Sinkronisasi ini dapat terjadi pada
sekelompok atau seluruh neuron di otak secara serentak, secara teori
sinkronisasi ini dapat terjadi (Widiastuti, 2001):
- Fungsi jaringan neuron penghambat (neurotransmitter GABA dan Glisin) kuran optimal hingga terjadi pelepasan impuls epileptik secara berlebihan.
- Keadaan dimana fungsi jaringan neuron eksitatorik (Glutamat dan Aspartat) berlebihan hingga terjadi pelepasan impuls epileptik berlebiha juga.
Fungsi
neuron penghambat bisa kurang optimal antara lain bila konsentrasi GABA (gamma aminobutyric
acid) tidak normal. Pada otak manusia yang menderita epilepsi ternyata
kandungan GABA rendah. Hambatan oleh GABA dalam bentuk inhibisi potensial
postsinaptik (IPSPs = inhibitory post synaptic potentials) adalah lewat
reseptor GABA. Suatu hipotesis mengatakan bahwa aktifitas epileptik disebabkan
oleh hilang atau kurangnya inhibisi oleh GABA, zat yang merupakan
neurotransmitter inhibitorik utama pada otak. Ternyata pada GABA ini sama
sekali tidak sesederhana seperti yang disangka semula. Riset membuktikan bahwa
perubahan pada salah satu komponennya bisa menghasilkan inhibisi tak lengkap
yang akan menambah rangsangan (Budiarto, 1999).
Berbagai
macam penyakit dapat menyebabkan terjadinya perubahan keseimbangan antara
neuron inhibitor dan eksitator, misalnya kelainan heriditer, kongenital, hipoksia,
infeksi, tumor, vaskuler, obat atau toksin.

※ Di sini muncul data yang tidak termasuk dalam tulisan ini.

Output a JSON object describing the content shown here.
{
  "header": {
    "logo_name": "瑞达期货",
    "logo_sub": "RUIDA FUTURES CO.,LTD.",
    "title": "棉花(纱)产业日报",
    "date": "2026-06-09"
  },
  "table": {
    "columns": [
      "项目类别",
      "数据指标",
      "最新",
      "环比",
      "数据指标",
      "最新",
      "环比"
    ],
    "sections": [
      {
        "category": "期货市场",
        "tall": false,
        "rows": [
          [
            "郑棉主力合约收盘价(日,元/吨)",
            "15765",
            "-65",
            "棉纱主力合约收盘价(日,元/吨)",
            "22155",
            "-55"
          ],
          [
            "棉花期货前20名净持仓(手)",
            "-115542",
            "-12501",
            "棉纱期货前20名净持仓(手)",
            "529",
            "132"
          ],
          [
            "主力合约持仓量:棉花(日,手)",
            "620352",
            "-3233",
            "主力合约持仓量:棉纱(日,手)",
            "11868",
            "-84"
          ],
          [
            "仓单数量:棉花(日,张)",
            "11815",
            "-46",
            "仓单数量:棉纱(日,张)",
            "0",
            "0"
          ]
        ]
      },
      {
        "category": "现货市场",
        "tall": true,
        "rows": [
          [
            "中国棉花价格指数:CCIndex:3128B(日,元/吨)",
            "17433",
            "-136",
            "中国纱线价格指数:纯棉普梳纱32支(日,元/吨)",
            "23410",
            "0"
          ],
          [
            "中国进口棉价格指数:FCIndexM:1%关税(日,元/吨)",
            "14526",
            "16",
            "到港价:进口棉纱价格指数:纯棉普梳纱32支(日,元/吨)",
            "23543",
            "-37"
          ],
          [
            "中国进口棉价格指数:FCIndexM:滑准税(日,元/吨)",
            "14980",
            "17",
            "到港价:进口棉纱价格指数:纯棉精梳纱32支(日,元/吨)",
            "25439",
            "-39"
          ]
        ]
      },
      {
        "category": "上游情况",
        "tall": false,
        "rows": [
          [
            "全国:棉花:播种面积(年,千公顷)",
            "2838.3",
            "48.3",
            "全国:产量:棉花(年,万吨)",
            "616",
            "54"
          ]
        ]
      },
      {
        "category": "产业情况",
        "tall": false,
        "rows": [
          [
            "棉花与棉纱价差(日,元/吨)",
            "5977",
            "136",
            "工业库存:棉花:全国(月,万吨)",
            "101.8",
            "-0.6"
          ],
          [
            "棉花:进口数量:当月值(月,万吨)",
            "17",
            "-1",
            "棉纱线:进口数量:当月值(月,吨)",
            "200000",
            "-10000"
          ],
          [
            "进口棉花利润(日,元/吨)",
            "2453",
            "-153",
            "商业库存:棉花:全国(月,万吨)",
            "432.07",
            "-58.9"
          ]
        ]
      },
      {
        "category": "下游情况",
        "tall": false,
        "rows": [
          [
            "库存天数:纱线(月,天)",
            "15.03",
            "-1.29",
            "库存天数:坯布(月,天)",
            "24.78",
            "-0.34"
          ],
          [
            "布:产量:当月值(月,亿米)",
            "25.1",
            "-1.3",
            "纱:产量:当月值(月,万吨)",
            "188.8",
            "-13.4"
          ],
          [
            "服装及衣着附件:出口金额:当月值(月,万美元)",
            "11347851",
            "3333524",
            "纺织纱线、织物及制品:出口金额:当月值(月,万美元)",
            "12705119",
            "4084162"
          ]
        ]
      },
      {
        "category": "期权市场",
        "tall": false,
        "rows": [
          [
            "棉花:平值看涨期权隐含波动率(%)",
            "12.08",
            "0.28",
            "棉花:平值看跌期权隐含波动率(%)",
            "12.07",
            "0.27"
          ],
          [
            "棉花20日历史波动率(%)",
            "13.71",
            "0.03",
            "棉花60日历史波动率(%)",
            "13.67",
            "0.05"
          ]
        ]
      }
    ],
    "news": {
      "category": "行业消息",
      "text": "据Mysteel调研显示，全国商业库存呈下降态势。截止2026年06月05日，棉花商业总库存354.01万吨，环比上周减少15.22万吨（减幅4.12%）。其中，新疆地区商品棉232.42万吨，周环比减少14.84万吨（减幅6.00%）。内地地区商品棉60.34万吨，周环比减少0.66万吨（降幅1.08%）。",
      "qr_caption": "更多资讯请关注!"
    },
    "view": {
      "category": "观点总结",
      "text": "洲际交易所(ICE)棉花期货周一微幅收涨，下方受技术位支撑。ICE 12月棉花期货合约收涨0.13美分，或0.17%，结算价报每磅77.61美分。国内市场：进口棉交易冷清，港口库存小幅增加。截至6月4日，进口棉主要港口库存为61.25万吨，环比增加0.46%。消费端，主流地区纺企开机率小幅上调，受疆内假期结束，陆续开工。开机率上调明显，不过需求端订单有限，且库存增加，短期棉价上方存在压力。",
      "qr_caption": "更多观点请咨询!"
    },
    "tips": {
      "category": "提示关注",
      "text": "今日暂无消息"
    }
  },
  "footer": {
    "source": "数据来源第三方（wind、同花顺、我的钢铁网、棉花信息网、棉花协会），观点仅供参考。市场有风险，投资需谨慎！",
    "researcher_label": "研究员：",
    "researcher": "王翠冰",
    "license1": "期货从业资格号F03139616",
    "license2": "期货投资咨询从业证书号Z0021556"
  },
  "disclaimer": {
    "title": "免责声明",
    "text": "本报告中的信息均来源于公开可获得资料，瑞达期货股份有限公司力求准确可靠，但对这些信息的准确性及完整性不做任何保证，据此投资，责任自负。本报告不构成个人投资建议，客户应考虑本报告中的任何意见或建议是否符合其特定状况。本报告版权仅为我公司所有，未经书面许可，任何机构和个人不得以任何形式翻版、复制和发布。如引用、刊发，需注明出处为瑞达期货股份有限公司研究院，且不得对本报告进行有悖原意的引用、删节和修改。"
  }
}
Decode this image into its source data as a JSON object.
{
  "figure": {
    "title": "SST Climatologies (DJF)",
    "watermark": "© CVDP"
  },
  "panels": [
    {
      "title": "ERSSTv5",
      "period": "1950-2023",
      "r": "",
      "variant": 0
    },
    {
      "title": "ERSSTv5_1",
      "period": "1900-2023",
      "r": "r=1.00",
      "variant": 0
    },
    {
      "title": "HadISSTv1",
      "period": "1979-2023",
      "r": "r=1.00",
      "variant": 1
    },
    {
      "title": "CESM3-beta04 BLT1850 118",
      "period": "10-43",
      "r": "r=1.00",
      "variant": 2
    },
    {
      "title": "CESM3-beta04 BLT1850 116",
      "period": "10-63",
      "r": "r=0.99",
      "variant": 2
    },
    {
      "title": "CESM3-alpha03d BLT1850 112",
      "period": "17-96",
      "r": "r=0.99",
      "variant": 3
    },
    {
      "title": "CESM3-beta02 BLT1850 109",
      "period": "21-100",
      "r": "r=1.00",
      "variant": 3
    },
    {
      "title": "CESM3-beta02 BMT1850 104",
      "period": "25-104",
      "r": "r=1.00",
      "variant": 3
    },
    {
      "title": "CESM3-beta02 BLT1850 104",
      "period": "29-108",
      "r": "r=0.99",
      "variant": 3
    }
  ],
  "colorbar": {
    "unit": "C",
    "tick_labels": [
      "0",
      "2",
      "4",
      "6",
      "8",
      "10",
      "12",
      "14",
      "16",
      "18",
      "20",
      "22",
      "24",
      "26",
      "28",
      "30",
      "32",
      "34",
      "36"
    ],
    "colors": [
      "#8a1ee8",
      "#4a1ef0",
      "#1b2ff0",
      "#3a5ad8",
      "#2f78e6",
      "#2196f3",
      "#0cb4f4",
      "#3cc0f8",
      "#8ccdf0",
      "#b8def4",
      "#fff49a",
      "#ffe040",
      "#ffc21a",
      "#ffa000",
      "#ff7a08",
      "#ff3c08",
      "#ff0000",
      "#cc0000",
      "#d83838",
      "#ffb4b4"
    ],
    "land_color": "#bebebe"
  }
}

Kelainan tersebut dapat
mengakibatkan rusaknya faktor inhibisi dan atau meningkatnya fungsi neuron
eksitasi, sehingga mudah timbul epilepsi bila ada rangsangan yang memadai.
Daerah yang rentan terhadap kerusakan bila ada abnormalitas otak antara lain di
hipokampus. Oleh karena setiap serangan kejang selalu menyebabkan kenaikan
eksitabilitas neuron, maka serangan kejang cenderung berulang dan selanjutnya
menimbulkan kerusakan yang lebih luas. Pada pemeriksaan jaringan otak penderita
epilepsi yang mati selalu didapatkan kerusakan di daerah hipokampus. Oleh
karena itu tidak mengherankan bila lebih dari 50% epilepsi parsial, fokus
asalnya berada di lobus temporalis dimana terdapat hipokampus dan merupakan
tempat asal epilepsi dapatan (Joesoef, 1997).